Dr. Ebadi is a human rights lawyer, activist and leader of one of the organizations that sent that letter.  Since 2003, when she became the first Muslim woman to win a Nobel Peace Prize, she has faced relentless attacks for her actions.  As one of the founders of the Tehran-based Defenders of Human Rights Center, Dr. Ebadi has banded together with other attorneys to defend those most vulnerable to harm at the hands of the government.  Especially in a country like Iran, however, she and her colleagues know that they fight an uphill battle.

Ebadi’s latest book, Until We Are Free: My Fight for Human Rights in Iran, chronicles the past thirteen years of her life and her continuing work in the face of adversity.  She recently discussed the new memoir with Harvard’s Kennedy School of Government’s Ambassador Swanee Hunt at Parish Church in Cambridge.

“You have had your home wire-tapped, you have had death threats nailed to your door, you had your husband set up with a woman who stripped herself naked, and he had to call you and tell you he had been filmed with her while you were away, outside the country.  You couldn’t find him, you kept calling… and then he has to denounce you because of death threats to him,” recounted an awed Ambassador Hunt, asking Ebadi how she has found it in herself to continue standing up for others’ rights, even after how much she has personally lost.

» Watch Ebadi's entire conversation with Harvard Kennedy School's Swanee Hunt on WGBH Forum Network.

Ebadi said she does not regret devoting her life to her cause, in spite of the price she has paid.  Everything has its price, she claims, including democracy and freedom. To her, human rights for women, children, prisoners, and all of those denied their basic freedoms is worth any consequences she may face.

The high concentration of political power in the hands of the country’s president complicates Iran’s journey towards progressive reform.  Dr.

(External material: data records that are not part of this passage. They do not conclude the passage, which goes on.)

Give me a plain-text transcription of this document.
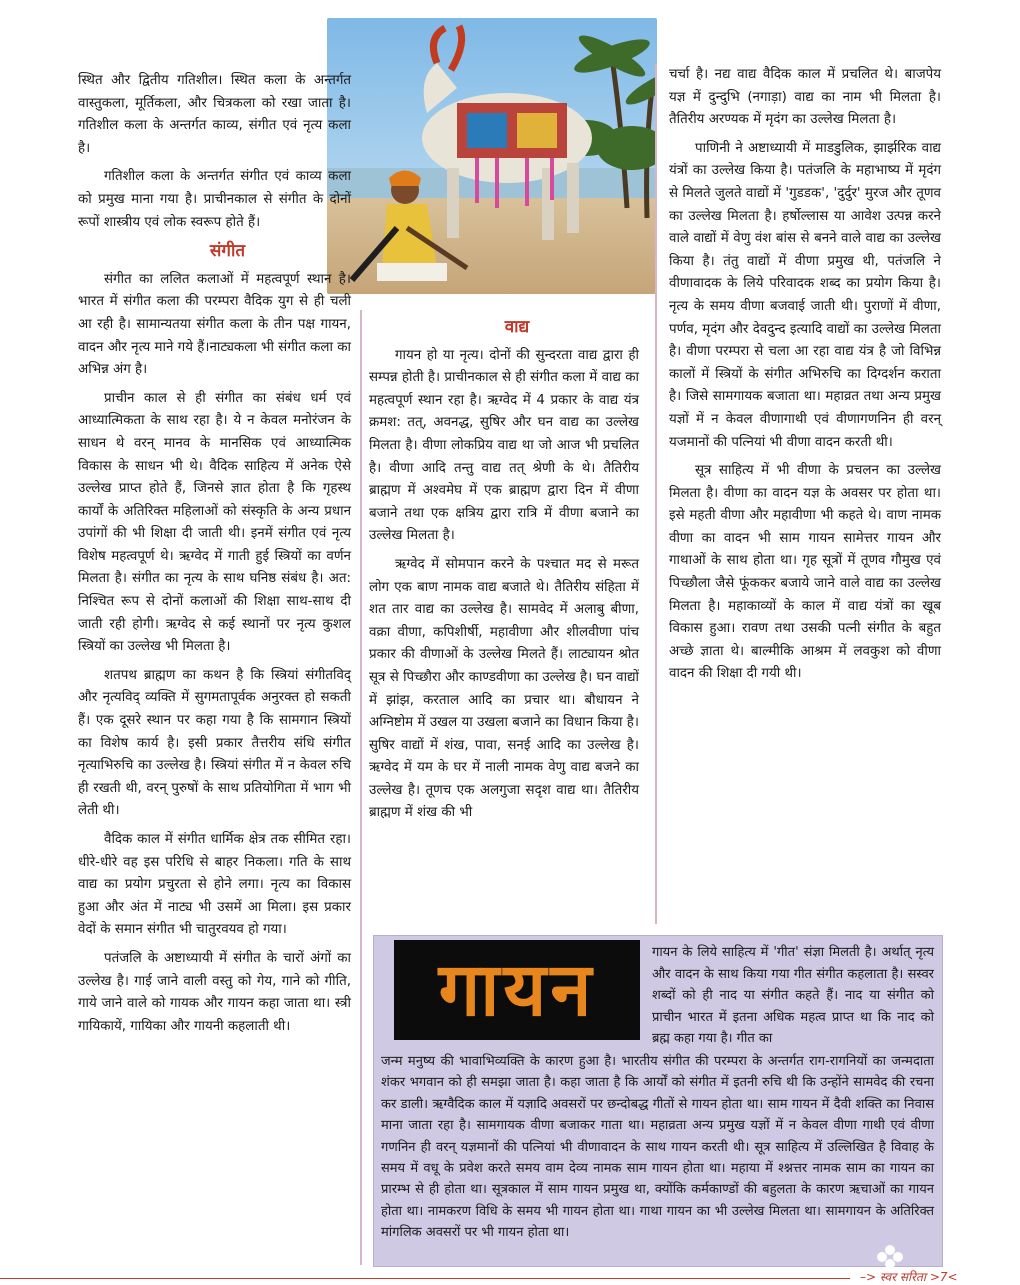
स्थित और द्वितीय गतिशील। स्थित कला के अन्तर्गत वास्तुकला, मूर्तिकला, और चित्रकला को रखा जाता है। गतिशील कला के अन्तर्गत काव्य, संगीत एवं नृत्य कला है।

गतिशील कला के अन्तर्गत संगीत एवं काव्य कला को प्रमुख माना गया है। प्राचीनकाल से संगीत के दोनों रूपों शास्त्रीय एवं लोक स्वरूप होते हैं।

संगीत

संगीत का ललित कलाओं में महत्वपूर्ण स्थान है। भारत में संगीत कला की परम्परा वैदिक युग से ही चली आ रही है। सामान्यतया संगीत कला के तीन पक्ष गायन, वादन और नृत्य माने गये हैं।नाट्यकला भी संगीत कला का अभिन्न अंग है।

प्राचीन काल से ही संगीत का संबंध धर्म एवं आध्यात्मिकता के साथ रहा है। ये न केवल मनोरंजन के साधन थे वरन् मानव के मानसिक एवं आध्यात्मिक विकास के साधन भी थे। वैदिक साहित्य में अनेक ऐसे उल्लेख प्राप्त होते हैं, जिनसे ज्ञात होता है कि गृहस्थ कार्यों के अतिरिक्त महिलाओं को संस्कृति के अन्य प्रधान उपांगों की भी शिक्षा दी जाती थी। इनमें संगीत एवं नृत्य विशेष महत्वपूर्ण थे। ऋग्वेद में गाती हुई स्त्रियों का वर्णन मिलता है। संगीत का नृत्य के साथ घनिष्ठ संबंध है। अत: निश्चित रूप से दोनों कलाओं की शिक्षा साथ-साथ दी जाती रही होगी। ऋग्वेद से कई स्थानों पर नृत्य कुशल स्त्रियों का उल्लेख भी मिलता है।

शतपथ ब्राह्मण का कथन है कि स्त्रियां संगीतविद् और नृत्यविद् व्यक्ति में सुगमतापूर्वक अनुरक्त हो सकती हैं। एक दूसरे स्थान पर कहा गया है कि सामगान स्त्रियों का विशेष कार्य है। इसी प्रकार तैत्तरीय संधि संगीत नृत्याभिरुचि का उल्लेख है। स्त्रियां संगीत में न केवल रुचि ही रखती थी, वरन् पुरुषों के साथ प्रतियोगिता में भाग भी लेती थी।

वैदिक काल में संगीत धार्मिक क्षेत्र तक सीमित रहा। धीरे-धीरे वह इस परिधि से बाहर निकला। गति के साथ वाद्य का प्रयोग प्रचुरता से होने लगा। नृत्य का विकास हुआ और अंत में नाट्य भी उसमें आ मिला। इस प्रकार वेदों के समान संगीत भी चातुरवयव हो गया।

पतंजलि के अष्टाध्यायी में संगीत के चारों अंगों का उल्लेख है। गाई जाने वाली वस्तु को गेय, गाने को गीति, गाये जाने वाले को गायक और गायन कहा जाता था। स्त्री गायिकायें, गायिका और गायनी कहलाती थी।

वाद्य

गायन हो या नृत्य। दोनों की सुन्दरता वाद्य द्वारा ही सम्पन्न होती है। प्राचीनकाल से ही संगीत कला में वाद्य का महत्वपूर्ण स्थान रहा है। ऋग्वेद में 4 प्रकार के वाद्य यंत्र क्रमश: तत्, अवनद्ध, सुषिर और घन वाद्य का उल्लेख मिलता है। वीणा लोकप्रिय वाद्य था जो आज भी प्रचलित है। वीणा आदि तन्तु वाद्य तत् श्रेणी के थे। तैतिरीय ब्राह्मण में अश्वमेघ में एक ब्राह्मण द्वारा दिन में वीणा बजाने तथा एक क्षत्रिय द्वारा रात्रि में वीणा बजाने का उल्लेख मिलता है।

ऋग्वेद में सोमपान करने के पश्चात मद से मरूत लोग एक बाण नामक वाद्य बजाते थे। तैतिरीय संहिता में शत तार वाद्य का उल्लेख है। सामवेद में अलाबु बीणा, वक्रा वीणा, कपिशीर्षी, महावीणा और शीलवीणा पांच प्रकार की वीणाओं के उल्लेख मिलते हैं। लाट्यायन श्रोत सूत्र से पिच्छौरा और काण्डवीणा का उल्लेख है। घन वाद्यों में झांझ, करताल आदि का प्रचार था। बौधायन ने अग्निष्टोम में उखल या उखला बजाने का विधान किया है। सुषिर वाद्यों में शंख, पावा, सनई आदि का उल्लेख है। ऋग्वेद में यम के घर में नाली नामक वेणु वाद्य बजने का उल्लेख है। तूणच एक अलगुजा सदृश वाद्य था। तैतिरीय ब्राह्मण में शंख की भी

चर्चा है। नद्य वाद्य वैदिक काल में प्रचलित थे। बाजपेय यज्ञ में दुन्दुभि (नगाड़ा) वाद्य का नाम भी मिलता है। तैतिरीय अरण्यक में मृदंग का उल्लेख मिलता है।

पाणिनी ने अष्टाध्यायी में माडडुलिक, झार्झरिक वाद्य यंत्रों का उल्लेख किया है। पतंजलि के महाभाष्य में मृदंग से मिलते जुलते वाद्यों में 'गुडडक', 'दुर्दुर' मुरज और तूणव का उल्लेख मिलता है। हर्षोल्लास या आवेश उत्पन्न करने वाले वाद्यों में वेणु वंश बांस से बनने वाले वाद्य का उल्लेख किया है। तंतु वाद्यों में वीणा प्रमुख थी, पतंजलि ने वीणावादक के लिये परिवादक शब्द का प्रयोग किया है। नृत्य के समय वीणा बजवाई जाती थी। पुराणों में वीणा, पर्णव, मृदंग और देवदुन्द इत्यादि वाद्यों का उल्लेख मिलता है। वीणा परम्परा से चला आ रहा वाद्य यंत्र है जो विभिन्न कालों में स्त्रियों के संगीत अभिरुचि का दिग्दर्शन कराता है। जिसे सामगायक बजाता था। महाव्रत तथा अन्य प्रमुख यज्ञों में न केवल वीणागाथी एवं वीणागणनिन ही वरन् यजमानों की पत्नियां भी वीणा वादन करती थी।

सूत्र साहित्य में भी वीणा के प्रचलन का उल्लेख मिलता है। वीणा का वादन यज्ञ के अवसर पर होता था। इसे महती वीणा और महावीणा भी कहते थे। वाण नामक वीणा का वादन भी साम गायन सामेत्तर गायन और गाथाओं के साथ होता था। गृह सूत्रों में तूणव गौमुख एवं पिच्छौला जैसे फूंककर बजाये जाने वाले वाद्य का उल्लेख मिलता है। महाकाव्यों के काल में वाद्य यंत्रों का खूब विकास हुआ। रावण तथा उसकी पत्नी संगीत के बहुत अच्छे ज्ञाता थे। बाल्मीकि आश्रम में लवकुश को वीणा वादन की शिक्षा दी गयी थी।

गायन	गायन के लिये साहित्य में 'गीत' संज्ञा मिलती है। अर्थात् नृत्य और वादन के साथ किया गया गीत संगीत कहलाता है। सस्वर शब्दों को ही नाद या संगीत कहते हैं। नाद या संगीत को प्राचीन भारत में इतना अधिक महत्व प्राप्त था कि नाद को ब्रह्म कहा गया है। गीत का
जन्म मनुष्य की भावाभिव्यक्ति के कारण हुआ है। भारतीय संगीत की परम्परा के अन्तर्गत राग-रागनियों का जन्मदाता शंकर भगवान को ही समझा जाता है। कहा जाता है कि आर्यों को संगीत में इतनी रुचि थी कि उन्होंने सामवेद की रचना कर डाली। ऋग्वैदिक काल में यज्ञादि अवसरों पर छन्दोबद्ध गीतों से गायन होता था। साम गायन में दैवी शक्ति का निवास माना जाता रहा है। सामगायक वीणा बजाकर गाता था। महाव्रता अन्य प्रमुख यज्ञों में न केवल वीणा गाथी एवं वीणा गणनिन ही वरन् यज्ञमानों की पत्नियां भी वीणावादन के साथ गायन करती थी। सूत्र साहित्य में उल्लिखित है विवाह के समय में वधू के प्रवेश करते समय वाम देव्य नामक साम गायन होता था। महाया में श्श्नत्तर नामक साम का गायन का प्रारम्भ से ही होता था। सूत्रकाल में साम गायन प्रमुख था, क्योंकि कर्मकाण्डों की बहुलता के कारण ऋचाओं का गायन होता था। नामकरण विधि के समय भी गायन होता था। गाथा गायन का भी उल्लेख मिलता था। सामगायन के अतिरिक्त मांगलिक अवसरों पर भी गायन होता था।
–> स्वर सरिता >7<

Ebadi acknowledges the prominent presence of reformists in her home country, but she does not believe the radical changes these people hope to see will be possible as long as the president is resistant to them.  Still, with the intellectual revolution she predicts and a people now committed to nonviolence, her fight is not in vain.

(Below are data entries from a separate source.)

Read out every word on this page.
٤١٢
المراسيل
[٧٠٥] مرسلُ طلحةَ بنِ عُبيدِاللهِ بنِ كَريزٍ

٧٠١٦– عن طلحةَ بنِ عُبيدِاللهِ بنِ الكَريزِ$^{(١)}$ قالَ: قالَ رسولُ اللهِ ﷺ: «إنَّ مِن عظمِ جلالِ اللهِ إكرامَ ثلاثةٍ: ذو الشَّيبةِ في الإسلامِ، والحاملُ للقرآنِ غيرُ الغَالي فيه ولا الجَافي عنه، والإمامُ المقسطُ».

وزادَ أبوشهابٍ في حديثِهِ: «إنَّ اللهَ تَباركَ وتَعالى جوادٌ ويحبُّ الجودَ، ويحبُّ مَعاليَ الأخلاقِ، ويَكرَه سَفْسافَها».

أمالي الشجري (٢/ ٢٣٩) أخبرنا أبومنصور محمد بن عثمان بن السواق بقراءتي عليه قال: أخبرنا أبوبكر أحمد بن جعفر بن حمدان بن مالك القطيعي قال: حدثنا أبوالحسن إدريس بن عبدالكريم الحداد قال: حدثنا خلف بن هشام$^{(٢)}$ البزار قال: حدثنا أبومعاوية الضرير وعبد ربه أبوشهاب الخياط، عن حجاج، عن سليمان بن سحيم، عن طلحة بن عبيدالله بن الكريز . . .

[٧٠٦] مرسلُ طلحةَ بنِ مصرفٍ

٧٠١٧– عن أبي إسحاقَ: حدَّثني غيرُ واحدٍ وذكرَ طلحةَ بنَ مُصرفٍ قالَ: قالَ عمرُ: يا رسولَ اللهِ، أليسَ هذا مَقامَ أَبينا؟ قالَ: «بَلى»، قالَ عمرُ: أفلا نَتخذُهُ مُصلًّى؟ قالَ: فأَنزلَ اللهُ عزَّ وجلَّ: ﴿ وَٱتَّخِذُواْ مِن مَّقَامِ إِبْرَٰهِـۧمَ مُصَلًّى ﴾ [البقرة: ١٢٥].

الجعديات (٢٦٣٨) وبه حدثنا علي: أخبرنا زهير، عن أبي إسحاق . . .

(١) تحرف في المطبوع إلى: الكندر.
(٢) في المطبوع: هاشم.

When given the opportunity to ask Dr. Ebadi questions following the discussion, one audience member stepped up to the microphone and gave a message he had waited thirteen years to communicate.  In Farsi and then in English, he thanked Dr. Ebadi.

“You were my role model, and I believed in you so much that I decided to go to law school… I want to thank you, I want to see if I can hug you on behalf of all Iranians.”

The two embraced on the small stage, to applause from the audience in Parish Church. Perhaps with the help of young students like these, Ebadi can finally begin to see hope within reach.